(Chicago) A federal judge on Tuesday ruled that a Schiller Park woman accused of financially aiding ISIS terrorists will require a U.S. Marshals Service escort to Missouri, where the case will be heard, and will not be freed to get there on her own., the Chicago Sun-Times is reporting.
Before issuing his ruling, U.S. District Judge Jeffrey Cole said extra weight is placed on the presumption of flight and danger to the community when considering the release of defendants charged in terrorism cases.
Medy Salkicevic, a naturalized U.S. citizen and mother of four who emigrated from Bosnia, wiped her eyes with her sleeves as Cole explained his ruling.
Cole had heard arguments at a hearing Monday but delayed his announcement until Tuesday, saying he wanted time to weigh his decision.
Salkicevic’s defense attorney, Andrea Gambino, had claimed her client would not flee because she was anchored to the community through her four daughters and husband, and wanted to clear her name in St. Louis—an argument that Cole said lacked evidence.
Gambino had noted that police had confiscated her client’s passport, further mitigating the chance she would flee. But Cole countered that Salkicevic could simply drive away, saying “this is an enormous, enormous country.”
Cole also noted that a house Salkicevic was building in Bosnia contributed to his decision. “It perhaps infers fairly an intent to return,” he said.
Assistant U.S. Attorney Angel Krull argued Monday that Salkicevic, who works for Alliance Airlines, a company that handles airline cargo, had $7,000 in her checking account and was an avid traveler who in recent years had been to Germany, Serbia and Turkey. She said Salkicevic had the knowledge and resources to flee.
Cole ordered Salkicevic transported to St. Louis quickly, and that a court date for her case be set soon. He even left the door open for Salkicevic’s attorney to tweak her argument and bring it before him again if the case drags on and Salkicevic lingers in jail in Chicago, awaiting transportation to St.
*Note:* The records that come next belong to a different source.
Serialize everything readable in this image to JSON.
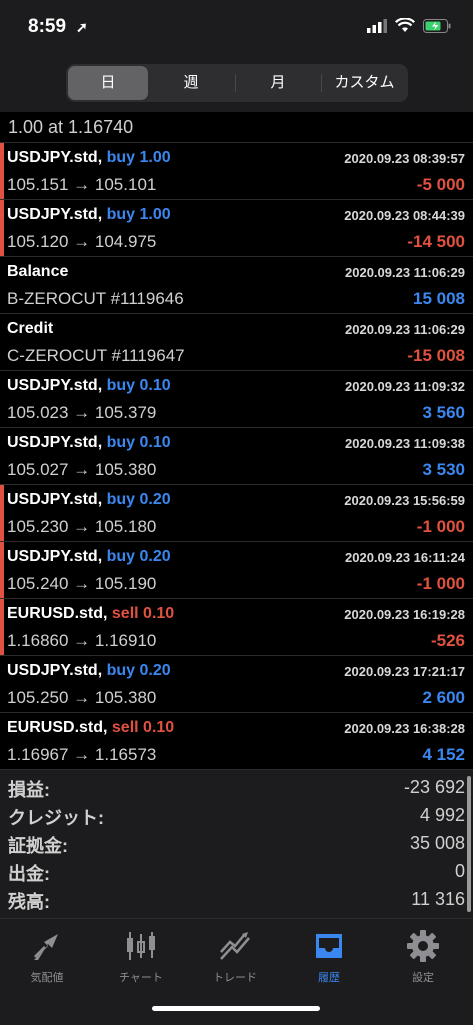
{
  "status_bar": {
    "time": "8:59"
  },
  "segments": [
    "日",
    "週",
    "月",
    "カスタム"
  ],
  "partial_row": "1.00 at 1.16740",
  "trades": [
    {
      "symbol": "USDJPY.std,",
      "side": "buy",
      "volume": "1.00",
      "side_text": "buy 1.00",
      "date": "2020.09.23 08:39:57",
      "prices": "105.151 → 105.101",
      "profit": "-5 000",
      "bar": true
    },
    {
      "symbol": "USDJPY.std,",
      "side": "buy",
      "volume": "1.00",
      "side_text": "buy 1.00",
      "date": "2020.09.23 08:44:39",
      "prices": "105.120 → 104.975",
      "profit": "-14 500",
      "bar": true
    },
    {
      "symbol": "Balance",
      "side": "",
      "side_text": "",
      "date": "2020.09.23 11:06:29",
      "prices": "B-ZEROCUT #1119646",
      "profit": "15 008",
      "bar": false
    },
    {
      "symbol": "Credit",
      "side": "",
      "side_text": "",
      "date": "2020.09.23 11:06:29",
      "prices": "C-ZEROCUT #1119647",
      "profit": "-15 008",
      "bar": false
    },
    {
      "symbol": "USDJPY.std,",
      "side": "buy",
      "side_text": "buy 0.10",
      "date": "2020.09.23 11:09:32",
      "prices": "105.023 → 105.379",
      "profit": "3 560",
      "bar": false
    },
    {
      "symbol": "USDJPY.std,",
      "side": "buy",
      "side_text": "buy 0.10",
      "date": "2020.09.23 11:09:38",
      "prices": "105.027 → 105.380",
      "profit": "3 530",
      "bar": false
    },
    {
      "symbol": "USDJPY.std,",
      "side": "buy",
      "side_text": "buy 0.20",
      "date": "2020.09.23 15:56:59",
      "prices": "105.230 → 105.180",
      "profit": "-1 000",
      "bar": true
    },
    {
      "symbol": "USDJPY.std,",
      "side": "buy",
      "side_text": "buy 0.20",
      "date": "2020.09.23 16:11:24",
      "prices": "105.240 → 105.190",
      "profit": "-1 000",
      "bar": true
    },
    {
      "symbol": "EURUSD.std,",
      "side": "sell",
      "side_text": "sell 0.10",
      "date": "2020.09.23 16:19:28",
      "prices": "1.16860 → 1.16910",
      "profit": "-526",
      "bar": true
    },
    {
      "symbol": "USDJPY.std,",
      "side": "buy",
      "side_text": "buy 0.20",
      "date": "2020.09.23 17:21:17",
      "prices": "105.250 → 105.380",
      "profit": "2 600",
      "bar": false
    },
    {
      "symbol": "EURUSD.std,",
      "side": "sell",
      "side_text": "sell 0.10",
      "date": "2020.09.23 16:38:28",
      "prices": "1.16967 → 1.16573",
      "profit": "4 152",
      "bar": false
    }
  ],
  "summary": [
    {
      "label": "損益:",
      "value": "-23 692"
    },
    {
      "label": "クレジット:",
      "value": "4 992"
    },
    {
      "label": "証拠金:",
      "value": "35 008"
    },
    {
      "label": "出金:",
      "value": "0"
    },
    {
      "label": "残高:",
      "value": "11 316"
    }
  ],
  "tabs": [
    {
      "label": "気配値",
      "icon": "quotes-icon",
      "active": false
    },
    {
      "label": "チャート",
      "icon": "chart-icon",
      "active": false
    },
    {
      "label": "トレード",
      "icon": "trade-icon",
      "active": false
    },
    {
      "label": "履歴",
      "icon": "history-icon",
      "active": true
    },
    {
      "label": "設定",
      "icon": "settings-icon",
      "active": false
    }
  ],
  "colors": {
    "accent": "#3b87f0",
    "loss": "#e0523f",
    "background": "#000000"
  }
}
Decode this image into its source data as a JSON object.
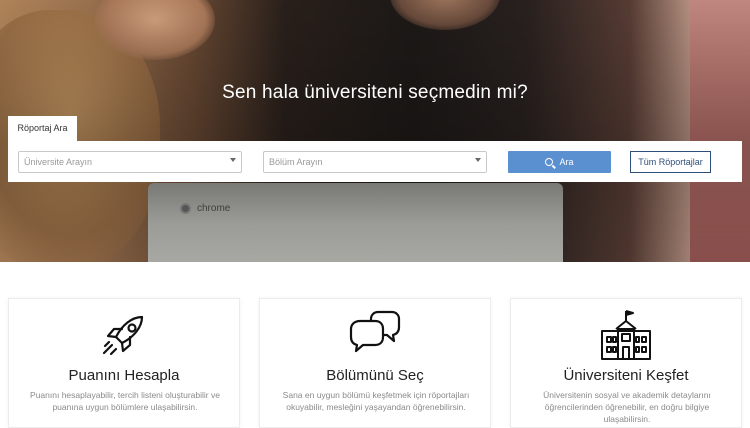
{
  "hero": {
    "headline": "Sen hala üniversiteni seçmedin mi?",
    "laptop_brand": "chrome"
  },
  "search": {
    "tab_label": "Röportaj Ara",
    "university_placeholder": "Üniversite Arayın",
    "department_placeholder": "Bölüm Arayın",
    "search_button": "Ara",
    "all_interviews_button": "Tüm Röportajlar"
  },
  "cards": [
    {
      "icon": "rocket-icon",
      "title": "Puanını Hesapla",
      "description": "Puanını hesaplayabilir, tercih listeni oluşturabilir ve puanına uygun bölümlere ulaşabilirsin."
    },
    {
      "icon": "chat-bubbles-icon",
      "title": "Bölümünü Seç",
      "description": "Sana en uygun bölümü keşfetmek için röportajları okuyabilir, mesleğini yaşayandan öğrenebilirsin."
    },
    {
      "icon": "school-building-icon",
      "title": "Üniversiteni Keşfet",
      "description": "Üniversitenin sosyal ve akademik detaylarını öğrencilerinden öğrenebilir, en doğru bilgiye ulaşabilirsin."
    }
  ],
  "colors": {
    "primary_button": "#5a8fd0",
    "outline_button": "#2f4f7a"
  }
}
Louis.
“I am sorry for this,” Cole said, acknowledging how hard the confinement will be on Salkicevic’s family.
“If some judge down there wants to (release you), I would be thrilled,” Cole said, noting that his hands were tied by the law.
“I hope they let her out,” he said. “I just don’t feel I have the legal right to let her out.”
Salkicevic is accused of raising and wiring money used to arm and equip a fellow Bosnian fighting for ISIS in Syria. The crime of providing material support to ISIS terrorists carries a sentence of up to 30 years in prison.
The series of $1,000 PayPal payments she sent was used to buy surplus military gear, including a sniper rifle scope, combat boots and uniforms, federal prosecutors alleged in an indictment unsealed Friday night.
At a hearing on Monday, Krull said Salkicevic received an e-mail from a friend containing a picture of two sniper rifle scopes and, in an e-mailed reply, said she “hoped they reached them” and that they be “put to good use.”
Krull argued that Salkicevic, arrested Friday on her way to renew passports for two of her daughters, knew the money would be used to buy gear for ISIS and al-Qaida and was a danger to the community.
She chatted with five co-defendants about the plot on Facebook using code words, the feds say.
The co-defendants were charged alongside her in Missouri, where they allegedly bought the military equipment in surplus stores. No court date has been set in St. Louis.
In court Tuesday, Salkicevic, wearing a black hijab, orange prison garb and shackled at the feet, was less cheery than she’d been the previous day, when she looked at relatives in the gallery and motioned for them to keep their chins up—even giving them two thumbs up and mouthing the word “strong.”